NFT

Europe: NFT market growth forecasts

According to a new report, the NFT market in Europe is expected to grow 46.8% year-on-year to reach $13.35 billion in 2022 with predictions through 2028.

Summary

  • Europe and the new report on NFT market growth 2022-2028
  • Europe and the NFT market by country
  • Dubai and Fidelity

Europe and the new report on NFT market growth 2022-2028

It is called “Europe NFT Market Intelligence and Future Growth Dynamics Databook – 50+ KPIs on NFT Investments by Key Assets, Currency, Sales Channels – Q2 2022” and is the new report by ResearchAndMarkets.com.

According to that report, the NFT market in Europe is set to grow 46.8% year-on-year to reach $13.35 billion in 2022. Specifically, a CAGR of 33.4% growth of the NFT sector has been projected for the period 2022-2028.

These results stem from the recognition that the European market is establishing for NFTs an innovation that, for the first time, protects property rights in the digital realm.

Because of this peculiarity, NFTs are suitable for every sector with their own use cases, from sports and arts to real estate and entertainment, and many others.

Not only that, every country on the old continent such as the UK, Italy, Germany and France can recognize their importance.
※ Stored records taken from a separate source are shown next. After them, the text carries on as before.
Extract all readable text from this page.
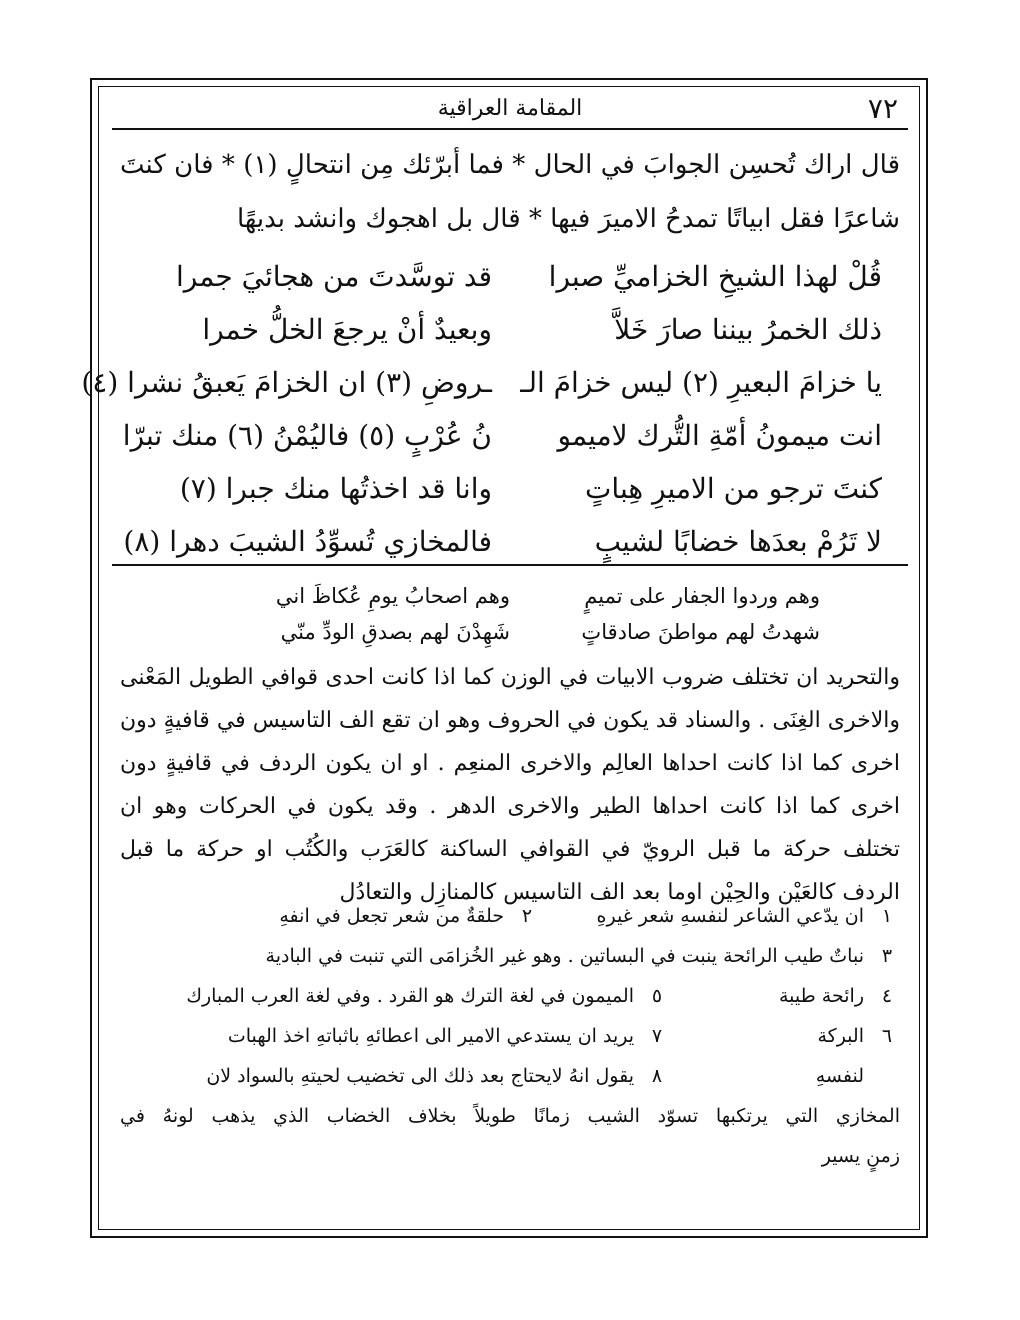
٧٢
المقامة العراقية
قال اراك تُحسِن الجوابَ في الحال * فما أبرّئك مِن انتحالٍ (١) * فان كنتَ
شاعرًا فقل ابياتًا تمدحُ الاميرَ فيها * قال بل اهجوك وانشد بديهًا
قُلْ لهذا الشيخِ الخزاميِّ صبرا
قد توسَّدتَ من هجائيَ جمرا
ذلك الخمرُ بيننا صارَ خَلاَّ
وبعيدٌ أنْ يرجعَ الخلُّ خمرا
يا خزامَ البعيرِ (٢) ليس خزامَ الـ
ـروضِ (٣) ان الخزامَ يَعبقُ نشرا (٤)
انت ميمونُ أمّةِ التُّرك لاميمو
نُ عُرْبٍ (٥) فاليُمْنُ (٦) منك تبرّا
كنتَ ترجو من الاميرِ هِباتٍ
وانا قد اخذتُها منك جبرا (٧)
لا تَرُمْ بعدَها خضابًا لشيبٍ
فالمخازي تُسوِّدُ الشيبَ دهرا (٨)
وهم وردوا الجفار على تميمٍ
وهم اصحابُ يومِ عُكاظَ اني
شهدتُ لهم مواطنَ صادقاتٍ
شَهِدْنَ لهم بصدقِ الودِّ منّي
والتحريد ان تختلف ضروب الابيات في الوزن كما اذا كانت احدى قوافي الطويل المَعْنى
والاخرى الغِنَى . والسناد قد يكون في الحروف وهو ان تقع الف التاسيس في قافيةٍ دون
اخرى كما اذا كانت احداها العالِم والاخرى المنعِم . او ان يكون الردف في قافيةٍ دون
اخرى كما اذا كانت احداها الطير والاخرى الدهر . وقد يكون في الحركات وهو ان
تختلف حركة ما قبل الرويّ في القوافي الساكنة كالعَرَب والكُتُب او حركة ما قبل
الردف كالعَيْن والحِيْن اوما بعد الف التاسيس كالمنازِل والتعادُل
١
ان يدّعي الشاعر لنفسهِ شعر غيرهِ
٢
حلقةٌ من شعر تجعل في انفهِ
٣
نباتٌ طيب الرائحة ينبت في البساتين . وهو غير الخُزامَى التي تنبت في البادية
٤
رائحة طيبة
٥
الميمون في لغة الترك هو القرد . وفي لغة العرب المبارك
٦
البركة
٧
يريد ان يستدعي الامير الى اعطائهِ باثباتهِ اخذ الهبات
لنفسهِ
٨
يقول انهُ لايحتاج بعد ذلك الى تخضيب لحيتهِ بالسواد لان
المخازي التي يرتكبها تسوّد الشيب زمانًا طويلاً بخلاف الخضاب الذي يذهب لونهُ في
زمنٍ يسير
And indeed, European NFT startups continue to innovate and develop more and more differentiated products, raising funds to accelerate their growth.

Europe and the NFT market by country

The report also notes the various progress each country has made in supporting the NFT market, such as the United Kingdom, which appears to have government support for sector development.

Indeed, British NFT startups are raising funds to further accelerate the growth of their marketplaces. As such, as the NFT market is expected to experience strong growth in the next three to four years, venture capital firms are increasing their participation in UK NFT startups to gain a major market share.

Not only that, the NFT platform has also been launched in the country, which allows social media users to link their profiles to the Blockchain and create NFTs. There are millions of social users who are also looking for ways to monetize their online content, and with Non-Fungible Tokens this is already a possibility.

Moving to Germany, NFTs are mainly used for digital trading cards (collectibles) or crypto-art. It is much simpler here for Non-Fungible Tokens to be considered as part of the Web3 evolution, along with blockchain and metaverse, because government policies are smart, precise, and ahead of time (and in fact it is expected to succeed in Germany within 3 or 4 years).

Meanwhile, in France, NFTs are often used to promote brand awareness, or to raise funds for charitable organizations. Not only that, the crypto-art segment also sees France in the spotlight, with its auction houses also trying to engage NFT artworks.

The report, adds descriptions of the NFT market situation for Italy, Austria, Belgium, Denmark, Spain, Finland, Poland, Russia and Switzerland as well.

Dubai and Fidelity

Not only Europe when it comes to NFTs, Bitcoin and metaverse: Dubai and the United Arab Emirates (or UAE) in general are also joining the club, differentiated by their more strategic approach to crypto.

Aiming to attract more and more global investors, Dubai has launched the Dubai Metaverse Strategy, reaching nearly 25,000 new business licenses in Q1 2022 alone.

In the specific branch of NFTs, Abu Dhabi would label Non-Fungible Tokens as intellectual property rather than specific investments or financial instruments, allowing multilateral trading facilities (MTFs) and Virtual Asset Custodians (VACs) to manage NFT markets.

In addition to Europe and the UAE, financial giants such as Fidelity also appear to be interested in the NFT market. Last month, in fact, three official applications were filed to register trademarks related to crypto trading, NFTs, and investment services in the metaverse.

Again, in the specific NFT branch, Fidelity seems interested in launching its own online marketplace for buyers and sellers of digital media, namely Non-Fungible Tokens.